Vous faites votre premier film en 1985, avec une boîte appelée Empire Pictures. C’était facile de faire un film à Hollywood, à l’époque ? Dans les années 80, le marché de la VHS venait d’éclater, il y avait une demande énorme. Empire Pictures, avec qui j’ai fait mes premiers films, a très bien surfé sur cette vague. Ils ont acheté un studio de cinéma à Rome, construit par Dino De Laurentiis, appelé « Dinocitta ». C’était énorme, on pouvait tout y accomplir, même s’il y a eu un petit choc culturel.

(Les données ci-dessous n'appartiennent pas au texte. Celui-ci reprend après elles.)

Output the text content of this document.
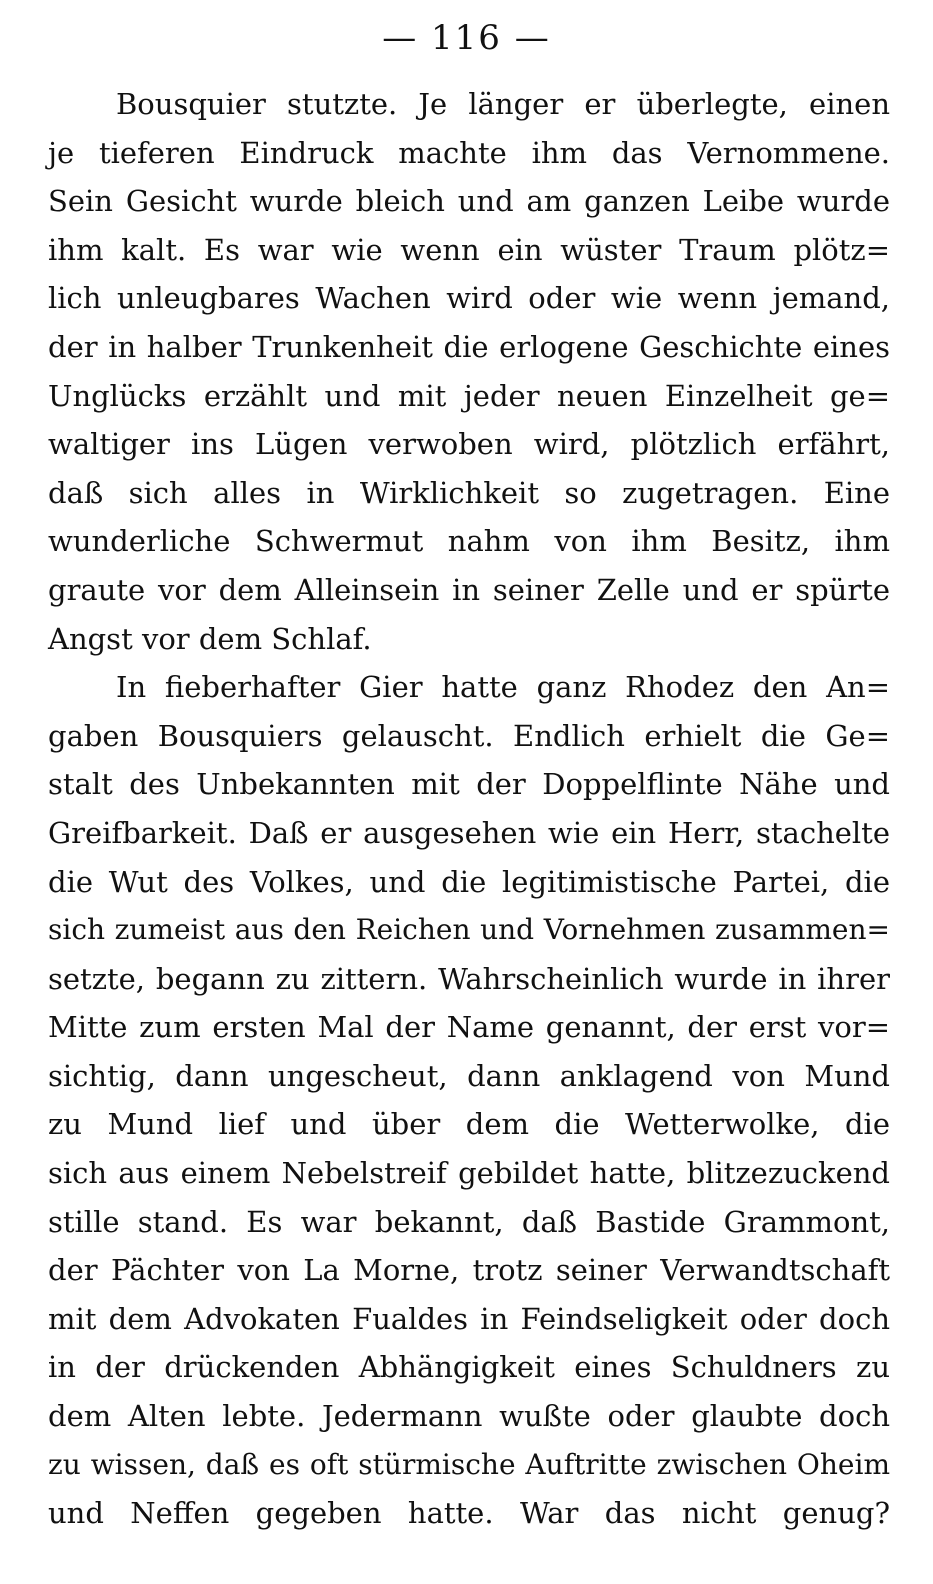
— 116 —
Bousquier stutzte. Je länger er überlegte, einen
je tieferen Eindruck machte ihm das Vernommene.
Sein Gesicht wurde bleich und am ganzen Leibe wurde
ihm kalt. Es war wie wenn ein wüster Traum plötz=
lich unleugbares Wachen wird oder wie wenn jemand,
der in halber Trunkenheit die erlogene Geschichte eines
Unglücks erzählt und mit jeder neuen Einzelheit ge=
waltiger ins Lügen verwoben wird, plötzlich erfährt,
daß sich alles in Wirklichkeit so zugetragen. Eine
wunderliche Schwermut nahm von ihm Besitz, ihm
graute vor dem Alleinsein in seiner Zelle und er spürte
Angst vor dem Schlaf.
In fieberhafter Gier hatte ganz Rhodez den An=
gaben Bousquiers gelauscht. Endlich erhielt die Ge=
stalt des Unbekannten mit der Doppelflinte Nähe und
Greifbarkeit. Daß er ausgesehen wie ein Herr, stachelte
die Wut des Volkes, und die legitimistische Partei, die
sich zumeist aus den Reichen und Vornehmen zusammen=
setzte, begann zu zittern. Wahrscheinlich wurde in ihrer
Mitte zum ersten Mal der Name genannt, der erst vor=
sichtig, dann ungescheut, dann anklagend von Mund
zu Mund lief und über dem die Wetterwolke, die
sich aus einem Nebelstreif gebildet hatte, blitzezuckend
stille stand. Es war bekannt, daß Bastide Grammont,
der Pächter von La Morne, trotz seiner Verwandtschaft
mit dem Advokaten Fualdes in Feindseligkeit oder doch
in der drückenden Abhängigkeit eines Schuldners zu
dem Alten lebte. Jedermann wußte oder glaubte doch
zu wissen, daß es oft stürmische Auftritte zwischen Oheim
und Neffen gegeben hatte. War das nicht genug?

On tournait Dolls et il y avait un charpentier qui faisait un boucan d’enfer. Généralement, personne ne l’en empêchait, puisqu’en Italie on ne filme pas avec le son direct. Je lui ai demandé d’arrêter et il m’a répondu : « Mais vous êtes qui, vous ? Monsieur Fellini, lui, ne m’a jamais emmerdé. » Je lui ai répondu que moi, je n’étais pas Fellini, et il m’a dit que ça, il s’en était bien rendu compte (il se marre) ! Malheureusement, Empire Pictures a fait faillite à cause d’une association douteuse avec le Crédit Lyonnais. Il y a quelque chose de pas net là-dessous, certains parlent de blanchiment d’argent par la mafia…

 
Vous avez tourné dans le monde entier : Italie mais aussi Espagne, Canada, Irlande, Hongrie, Roumanie… Oui forcément, c’est beaucoup moins cher. En Roumanie ça a été chaud, j’y ai été juste avant la chute du Mur, je leur ai dit que j’étais un touriste mais ils ne m’ont pas cru et on a été suivis partout par les services secrets, je ne faisais pas trop le malin. Il y avait Anthony Perkins dans l’équipe, je lui ai demandé s’il regrettait d’avoir joué dans Psychose, qui a un peu cassé son image de boy next door et ralenti sa carrière. Il m’a répondu : « Jamais de la vie, j’en pouvais plus de ces rôles beaucoup trop chiants… »
 
Vous avez aussi tourné en Australie : Fortress, avec Christophe Lambert… L’acteur le plus courageux avec lequel j’ai bossé. Il fait toutes ses cascades sans exception, et la seule fois où je me suis engueulé avec lui c’est quand il voulait faire une cascade incroyable qui impliquait un lance-flammes, alors qu’on n’allait même pas voir son visage à l’écran. J’ai eu gain de cause au moins pour la première prise, et il s’avère que le cascadeur s’est gravement brûlé le visage et n’avait plus de sourcils. Je me suis tourné vers Christophe, je lui ai dit ironiquement : « À toi maintenant ! » Il me dit : « Ok », et il y va ! Il l’a faite et il l’a réussie !
 
Vous faites partie de cette nouvelle vague de cinéastes d’horreur américains dans les années 70-80 : Sam Raimi, Wes Craven, Joe Dante… Vous étiez proche de ces gars-là ? Je ne les fréquentais pas à l’époque, mais j’ai appris à les connaître, on avait beaucoup de choses en commun. Ces derniers temps, on se voit toujours lors de dîners qu’on appelle les « Masters of Horror ». On fait ça régulièrement. Il y a Tarantino, Eli Roth, Oren Peli, Larry Cohen, Joe Dante, John Landis, Ti West, Robert Rodriguez, Tobe Hooper venait aussi… De plus en plus de femmes aussi, et tant mieux, comme Mary Lambert, Mary Harron, Axelle Carolyn… On parle de tout, mais surtout de cinéma, et parfois on s’engueule. John Landis et moi, on se prend souvent la tête (rires). Avec Tarantino, on a un jeu où j’essaie de trouver des films qu’il n’a pas vus. J’y suis arrivé avec Harlan County U.S.A., un documentaire de 1976 sur une grève de mineurs dans le Minnesota. Il m’a dit : « Ça compte pas, c’est un documentaire ! » On s’engueule régulièrement avec lui aussi car dans son cinéma, à Los Angeles, il ne veut rien montrer en numérique, seulement du 35 millimètres. Je lui dis que c’est bête, de mon point de vue, de nombreux films sont faits aujourd’hui en numérique et ils sont géniaux… Et puis j’ai assisté à tellement de séances ruinées à cause de la pellicule, qui brûle, qui est mal calée, usée… Mais il ne veut rien entendre.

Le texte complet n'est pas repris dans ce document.